Rutgers University professor James Livingston may end up losing his job at the 251-year-old university because of a racist rant he went on against white kids in a Harlem restaurant in June.
What's the background?
Livingston went on a racist Facebook rant against white children and their parents after visiting Harlem Shake on May 31. The tirade has since been deleted from his page. He later revealed that he received death threats in response to the rant.
After Livington's remarks were widely publicized, Rutgers University announced that it would launch an investigation into the professor, including his inflammatory remarks.
A statement from the Rutgers University Media Relations department said, “There is no place for racial intolerance at Rutgers. This matter has been referred to the appropriate leaders at the Rutgers-New Brunswick campus, where Dr. Livingston teaches, to determine whether his comments violate university policies prohibiting discrimination and harassment.”
In response to the outcry against Livingston, the owners of Harlem Shake condemned the professor's remarks in a statement provided to TheBlaze in June.
Jelena Pasic and Dardra Coaxum told TheBlaze, “For five years and counting, we built our business on a prerogative [of] cherishing diversity within our ownership, staff and customers in our beloved Harlem COMMUNITY. We refuse to be sucked into your racist rants, so if you wish to name drop, please use names of those with similar views.”
“We ask that our name is removed from your rant because we do not want to have anything to do with you,” the women added. “And yeah, we ask that you get your burgers somewhere else. We do not tolerate ‘racism’ either. We thrive on equality and fairness and have full intentions to keep it that way!”
Livingston initially tried to explain his comments in a blog post by claiming that the remarks were simply jokes, but said that he maintains the position that “reverse racism” doesn’t exist.
Livingston seemed to double down on his initial remarks, concluding the posting by writing, “I don’t want to be black. I just don’t want to be white.”

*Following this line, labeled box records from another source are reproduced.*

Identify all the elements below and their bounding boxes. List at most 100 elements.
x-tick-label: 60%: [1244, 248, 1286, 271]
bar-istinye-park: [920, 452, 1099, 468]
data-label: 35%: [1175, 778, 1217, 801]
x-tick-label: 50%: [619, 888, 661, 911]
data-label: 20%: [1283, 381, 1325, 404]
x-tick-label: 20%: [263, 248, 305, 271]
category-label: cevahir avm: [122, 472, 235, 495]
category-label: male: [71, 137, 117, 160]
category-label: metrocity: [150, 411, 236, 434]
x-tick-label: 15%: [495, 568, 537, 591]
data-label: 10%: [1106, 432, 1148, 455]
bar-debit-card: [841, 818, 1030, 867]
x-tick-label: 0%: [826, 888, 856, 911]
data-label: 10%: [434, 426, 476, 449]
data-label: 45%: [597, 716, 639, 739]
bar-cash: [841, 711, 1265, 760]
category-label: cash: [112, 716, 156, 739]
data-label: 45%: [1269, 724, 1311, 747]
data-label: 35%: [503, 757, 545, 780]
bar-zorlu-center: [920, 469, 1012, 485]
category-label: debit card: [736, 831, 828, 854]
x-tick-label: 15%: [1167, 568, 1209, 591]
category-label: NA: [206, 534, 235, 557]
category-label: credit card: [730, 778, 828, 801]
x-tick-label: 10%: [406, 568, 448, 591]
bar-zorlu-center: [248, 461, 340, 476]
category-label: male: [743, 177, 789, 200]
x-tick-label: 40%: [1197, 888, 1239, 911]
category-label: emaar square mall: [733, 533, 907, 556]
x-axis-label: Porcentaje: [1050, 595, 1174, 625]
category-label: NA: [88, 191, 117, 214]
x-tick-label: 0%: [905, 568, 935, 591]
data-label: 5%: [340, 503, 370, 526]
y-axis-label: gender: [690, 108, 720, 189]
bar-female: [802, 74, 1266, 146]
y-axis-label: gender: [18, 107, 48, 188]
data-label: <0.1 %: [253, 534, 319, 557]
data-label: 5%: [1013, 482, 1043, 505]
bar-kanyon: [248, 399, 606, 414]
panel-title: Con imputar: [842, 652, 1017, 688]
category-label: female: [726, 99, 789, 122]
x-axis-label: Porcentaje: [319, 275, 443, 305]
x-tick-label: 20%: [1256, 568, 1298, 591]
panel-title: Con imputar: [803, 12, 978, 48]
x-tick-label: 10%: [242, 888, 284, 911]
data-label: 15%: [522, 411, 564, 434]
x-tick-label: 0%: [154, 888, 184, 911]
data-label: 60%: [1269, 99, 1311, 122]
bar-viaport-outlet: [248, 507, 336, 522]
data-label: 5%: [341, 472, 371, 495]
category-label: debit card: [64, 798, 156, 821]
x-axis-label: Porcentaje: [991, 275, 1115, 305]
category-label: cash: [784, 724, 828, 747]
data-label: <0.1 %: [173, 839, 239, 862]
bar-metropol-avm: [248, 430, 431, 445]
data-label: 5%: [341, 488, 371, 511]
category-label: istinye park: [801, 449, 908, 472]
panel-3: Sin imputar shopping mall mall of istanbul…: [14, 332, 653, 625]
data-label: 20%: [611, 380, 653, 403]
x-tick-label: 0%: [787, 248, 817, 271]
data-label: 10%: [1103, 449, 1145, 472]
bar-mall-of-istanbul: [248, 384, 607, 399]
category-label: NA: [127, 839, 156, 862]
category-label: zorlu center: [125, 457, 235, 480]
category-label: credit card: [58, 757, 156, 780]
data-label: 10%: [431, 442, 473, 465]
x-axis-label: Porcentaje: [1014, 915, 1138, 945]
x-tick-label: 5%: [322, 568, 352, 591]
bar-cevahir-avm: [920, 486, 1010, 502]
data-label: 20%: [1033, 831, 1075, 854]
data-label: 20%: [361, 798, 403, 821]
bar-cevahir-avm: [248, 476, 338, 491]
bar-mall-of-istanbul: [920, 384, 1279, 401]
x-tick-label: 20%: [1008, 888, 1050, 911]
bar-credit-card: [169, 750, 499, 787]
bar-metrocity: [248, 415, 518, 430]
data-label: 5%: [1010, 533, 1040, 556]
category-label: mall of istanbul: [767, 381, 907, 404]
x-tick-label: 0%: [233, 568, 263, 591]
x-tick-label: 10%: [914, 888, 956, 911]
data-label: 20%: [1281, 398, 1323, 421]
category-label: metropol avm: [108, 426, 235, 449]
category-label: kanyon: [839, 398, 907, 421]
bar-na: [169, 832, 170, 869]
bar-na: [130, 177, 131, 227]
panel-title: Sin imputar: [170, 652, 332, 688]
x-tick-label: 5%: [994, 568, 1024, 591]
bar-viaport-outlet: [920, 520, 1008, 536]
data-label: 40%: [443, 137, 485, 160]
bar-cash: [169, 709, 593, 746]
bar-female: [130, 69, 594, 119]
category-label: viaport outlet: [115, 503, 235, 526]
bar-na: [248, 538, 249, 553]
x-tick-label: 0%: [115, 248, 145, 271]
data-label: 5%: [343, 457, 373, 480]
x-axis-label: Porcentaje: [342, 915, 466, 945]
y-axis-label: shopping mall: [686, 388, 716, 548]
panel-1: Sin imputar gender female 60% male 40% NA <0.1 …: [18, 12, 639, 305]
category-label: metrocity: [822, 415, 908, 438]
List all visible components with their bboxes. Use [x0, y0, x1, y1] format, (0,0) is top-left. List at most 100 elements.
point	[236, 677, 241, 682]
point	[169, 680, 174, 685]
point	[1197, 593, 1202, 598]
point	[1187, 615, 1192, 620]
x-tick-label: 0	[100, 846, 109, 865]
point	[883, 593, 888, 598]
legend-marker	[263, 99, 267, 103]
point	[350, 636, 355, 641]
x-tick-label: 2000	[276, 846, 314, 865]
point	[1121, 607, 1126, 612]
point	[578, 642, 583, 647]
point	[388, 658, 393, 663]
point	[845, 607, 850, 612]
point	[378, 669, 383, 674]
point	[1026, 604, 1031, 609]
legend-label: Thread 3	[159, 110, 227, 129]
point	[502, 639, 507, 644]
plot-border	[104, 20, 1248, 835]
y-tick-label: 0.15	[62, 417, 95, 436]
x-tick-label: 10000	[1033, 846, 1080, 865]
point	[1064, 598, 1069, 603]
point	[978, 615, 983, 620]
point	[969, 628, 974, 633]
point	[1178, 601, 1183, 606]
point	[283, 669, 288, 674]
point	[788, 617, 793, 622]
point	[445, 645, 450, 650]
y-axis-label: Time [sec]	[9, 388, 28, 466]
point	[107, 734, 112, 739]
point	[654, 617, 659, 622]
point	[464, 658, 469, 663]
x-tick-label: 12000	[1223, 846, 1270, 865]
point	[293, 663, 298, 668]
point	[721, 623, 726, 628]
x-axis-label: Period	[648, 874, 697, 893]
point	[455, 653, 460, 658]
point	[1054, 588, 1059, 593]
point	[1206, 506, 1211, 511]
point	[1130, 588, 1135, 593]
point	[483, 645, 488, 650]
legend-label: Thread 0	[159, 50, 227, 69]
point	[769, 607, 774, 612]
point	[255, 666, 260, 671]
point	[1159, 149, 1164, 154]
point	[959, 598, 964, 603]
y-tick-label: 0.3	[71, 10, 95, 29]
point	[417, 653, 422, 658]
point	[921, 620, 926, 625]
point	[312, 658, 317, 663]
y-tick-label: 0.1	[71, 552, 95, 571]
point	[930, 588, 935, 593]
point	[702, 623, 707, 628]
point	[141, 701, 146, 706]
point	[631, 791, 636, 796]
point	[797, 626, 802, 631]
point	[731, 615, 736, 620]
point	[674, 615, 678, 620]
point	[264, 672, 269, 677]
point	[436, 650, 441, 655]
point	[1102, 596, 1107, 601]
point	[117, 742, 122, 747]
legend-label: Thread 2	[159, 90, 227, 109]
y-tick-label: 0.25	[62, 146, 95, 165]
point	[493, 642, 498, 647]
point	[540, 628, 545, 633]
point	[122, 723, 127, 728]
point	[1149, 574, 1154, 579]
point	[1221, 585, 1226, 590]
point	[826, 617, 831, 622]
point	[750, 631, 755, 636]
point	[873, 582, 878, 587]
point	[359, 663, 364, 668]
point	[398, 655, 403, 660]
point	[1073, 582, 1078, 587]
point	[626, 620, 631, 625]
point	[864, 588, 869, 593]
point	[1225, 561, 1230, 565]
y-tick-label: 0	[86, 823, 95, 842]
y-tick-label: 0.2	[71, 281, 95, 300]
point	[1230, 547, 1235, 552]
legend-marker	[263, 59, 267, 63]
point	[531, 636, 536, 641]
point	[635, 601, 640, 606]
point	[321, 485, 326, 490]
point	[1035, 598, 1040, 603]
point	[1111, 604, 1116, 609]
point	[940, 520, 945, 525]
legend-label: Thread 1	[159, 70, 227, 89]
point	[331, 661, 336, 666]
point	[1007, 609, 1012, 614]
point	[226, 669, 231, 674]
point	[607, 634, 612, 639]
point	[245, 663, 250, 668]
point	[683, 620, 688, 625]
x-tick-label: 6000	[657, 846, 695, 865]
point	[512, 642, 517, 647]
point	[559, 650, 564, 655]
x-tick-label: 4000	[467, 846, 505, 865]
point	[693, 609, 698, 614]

What are the investigation's findings?
A Tuesday news release from FIRE — the Foundation for Individual Rights in Education — revealed that Rutgers found Livingston guilty of violating the university’s Policy Prohibiting Discrimination and Harassment with his inflammatory Facebook remarks.
FIRE wrote a letter to the university Tuesday on Livingston's behalf demanding that they reverse the guilty finding, which could cost Livingston — a tenured professor at the public university — his job.
A portion of FIRE Director of Litigation Marieke Tuthill Beck-Coon's letter read:
We write today to express our grave concern about Rutgers University’s finding that Professor Livingston violated the institution’s Policy Prohibiting Discrimination and Harassment.
Issued by the Office of Employment Equity and upheld on appeal by Associate Vice President Harry Agnostak, this finding violates Professor Livingston’s well-established First Amendment right to express himself as a private citizen on matters of public concern.
Further, the decision’s untenable rationale poses a serious threat to the academic freedom of Rutgers faculty and impermissibly hinders their ability to fulfill their essential role in our democracy.
The organization reported that Livingston's formal punishment has yet to be announced, but the school's policy permits disciplinary action 'up to and including discharge.'"
What did Livingston say?
According to the news release, Livingston hopes that university will reconsider its decision.
“I allowed FIRE to publicize this finding not simply on my own behalf, but because I believe the intellectual mission of Rutgers, a place to which I’ve devoted my career, is in peril, and being overridden for the sake of public relations,” he said, according to the organization.
“Allowing human resource administrators to tell a professor of 30 years what he can and can’t say on Facebook means that the tradition of academic freedom in our public universities is essentially over. I respect that tradition too much not to protest,” he added.
“I’m also a fan of the Constitution, which is equally under assault here,” Livingston concluded. “I very much hope the university will see its way to overturning this finding of ‘reverse racism’ and reaffirming the democratic freedoms that Rutgers has long stood for.”